According to recent reports, electronics maker Asus is looking to make its way to the U.S. smartphone market sometime next year. But with two companies already dominating the top slot, when 2014 comes, where will Asus find its niche?
News of the tentative plans by Asus to enter the U.S. smartphone race sometime in 2014 hit the web when AllThingsD parsed through Asus Chairman Jonney Shih's interview about the highly anticipated Nexus 7 and found this nugget:
"For the phone, frankly speaking, we are still latecomers," said Shih to AllThingsD. "We are making progress," he said, later adding that as far as their own smartphone release in the U.S. is concerned, "I think next year is more reasonable."
Shih also said in that interview that the company has been slowly building relationships with various carriers and retailers in the U.S. that Asus will need in order to successfully compete in the crowded marketplace. Currently, Samsung and Apple dominate the U.S. market, while other big smartphone makers and long-running electronics companies like Motorola, LG, Nokia, Sony, and, now, HTC having a hard time finding success.
Besides being known for being Google's go-to OEM for the Nexus 7, Asus may have a trick up its sleeve that may help it find a comfortable niche: It's comfortable designing relatively odd-ball hybrids.
Asus has been designing plenty of its own hybrid devices for a while now. Most recently, the Asus Transformer Book Trio was introduced, which has two operating systems - Windows and Android - two internal storage solutions, two batteries, and two processors. It transforms from a laptop to a tablet (without the keyboard dock) and into a desktop when you take the keyboard dock and plug it into a display.

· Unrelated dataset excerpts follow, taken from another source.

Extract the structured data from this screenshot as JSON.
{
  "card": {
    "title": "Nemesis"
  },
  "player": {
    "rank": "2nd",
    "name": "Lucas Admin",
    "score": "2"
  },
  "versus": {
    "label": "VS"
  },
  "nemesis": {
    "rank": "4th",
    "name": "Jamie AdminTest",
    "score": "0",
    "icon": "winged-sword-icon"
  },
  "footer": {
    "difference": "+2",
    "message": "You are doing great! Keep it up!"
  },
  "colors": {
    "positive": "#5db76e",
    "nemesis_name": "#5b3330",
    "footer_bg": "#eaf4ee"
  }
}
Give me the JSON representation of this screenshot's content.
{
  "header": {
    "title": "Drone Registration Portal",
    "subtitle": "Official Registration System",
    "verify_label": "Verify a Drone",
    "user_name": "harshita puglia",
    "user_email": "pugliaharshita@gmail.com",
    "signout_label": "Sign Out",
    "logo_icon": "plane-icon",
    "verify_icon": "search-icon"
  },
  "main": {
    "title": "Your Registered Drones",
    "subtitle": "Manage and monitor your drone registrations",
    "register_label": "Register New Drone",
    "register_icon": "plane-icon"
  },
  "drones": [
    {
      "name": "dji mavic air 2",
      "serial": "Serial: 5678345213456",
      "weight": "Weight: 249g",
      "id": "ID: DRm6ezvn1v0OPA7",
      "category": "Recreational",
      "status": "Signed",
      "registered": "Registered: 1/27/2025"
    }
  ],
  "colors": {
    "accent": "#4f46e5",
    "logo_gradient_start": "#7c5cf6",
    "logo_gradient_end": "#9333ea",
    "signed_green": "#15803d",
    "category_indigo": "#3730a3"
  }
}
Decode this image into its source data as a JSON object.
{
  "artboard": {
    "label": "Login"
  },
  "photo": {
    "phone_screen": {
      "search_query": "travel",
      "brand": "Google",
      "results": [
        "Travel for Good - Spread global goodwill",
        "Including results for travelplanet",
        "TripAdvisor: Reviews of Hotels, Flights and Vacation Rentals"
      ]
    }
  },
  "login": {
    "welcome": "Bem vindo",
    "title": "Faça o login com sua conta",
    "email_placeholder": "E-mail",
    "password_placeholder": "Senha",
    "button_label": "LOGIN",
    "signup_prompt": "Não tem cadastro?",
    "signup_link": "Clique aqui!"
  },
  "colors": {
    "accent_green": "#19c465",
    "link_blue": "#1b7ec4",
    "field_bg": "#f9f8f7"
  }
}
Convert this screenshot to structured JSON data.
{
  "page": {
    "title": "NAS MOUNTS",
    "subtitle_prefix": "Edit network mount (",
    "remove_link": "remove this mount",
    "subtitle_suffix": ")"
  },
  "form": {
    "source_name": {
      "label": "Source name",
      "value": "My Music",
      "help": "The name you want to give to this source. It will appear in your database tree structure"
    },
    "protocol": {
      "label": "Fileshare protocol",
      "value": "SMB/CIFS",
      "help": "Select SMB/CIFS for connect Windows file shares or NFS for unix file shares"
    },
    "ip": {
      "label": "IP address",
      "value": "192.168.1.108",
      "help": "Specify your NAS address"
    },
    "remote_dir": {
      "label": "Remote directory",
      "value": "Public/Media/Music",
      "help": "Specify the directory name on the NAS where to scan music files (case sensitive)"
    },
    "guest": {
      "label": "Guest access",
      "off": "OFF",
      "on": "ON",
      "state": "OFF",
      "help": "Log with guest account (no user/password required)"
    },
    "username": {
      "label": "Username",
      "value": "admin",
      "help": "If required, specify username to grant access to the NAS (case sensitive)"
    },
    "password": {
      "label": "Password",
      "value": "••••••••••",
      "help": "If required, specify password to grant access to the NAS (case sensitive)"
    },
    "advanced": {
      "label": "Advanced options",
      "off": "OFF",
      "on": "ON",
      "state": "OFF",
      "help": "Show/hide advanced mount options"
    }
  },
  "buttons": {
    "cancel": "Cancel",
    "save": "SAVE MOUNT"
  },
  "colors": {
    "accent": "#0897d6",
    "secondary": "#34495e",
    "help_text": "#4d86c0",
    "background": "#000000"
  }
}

Another product from Asus is closer to smartphone territory - the PadFone lineup. The PadFone is a smartphone that slides right into the back of a tablet screen, which gives it more battery and effectively turns it into a tablet.
What do these have to do with smartphones? Right now, the computer and electronics industry is in an awkward transition, where customers want more tablet functionality out of their smartphones (along with more laptop functionality out of their tablets - and no one wants a desktop). Most big brands are hoping that simply making a screen that is between the size of the smartphone and the tablet - a.k.a., phablets - will do the trick. Hence the Samsung Galaxy Mega and new Note 3, the Xperia Z Ultra, and the rumored HTC One Max, all either on the way or suspected to be.
Asus is already used to designing to bridge the gap between laptop and tablet, tablet and smartphone, and they do it in a unique way. If Asus can find a way to make a hybrid, or system of hybrids, that fills the niche better than any other company has so far, they just might have a chance of making it in the U.S. market. Otherwise, they will just be another high-quality electronics brand added to the runners-up list.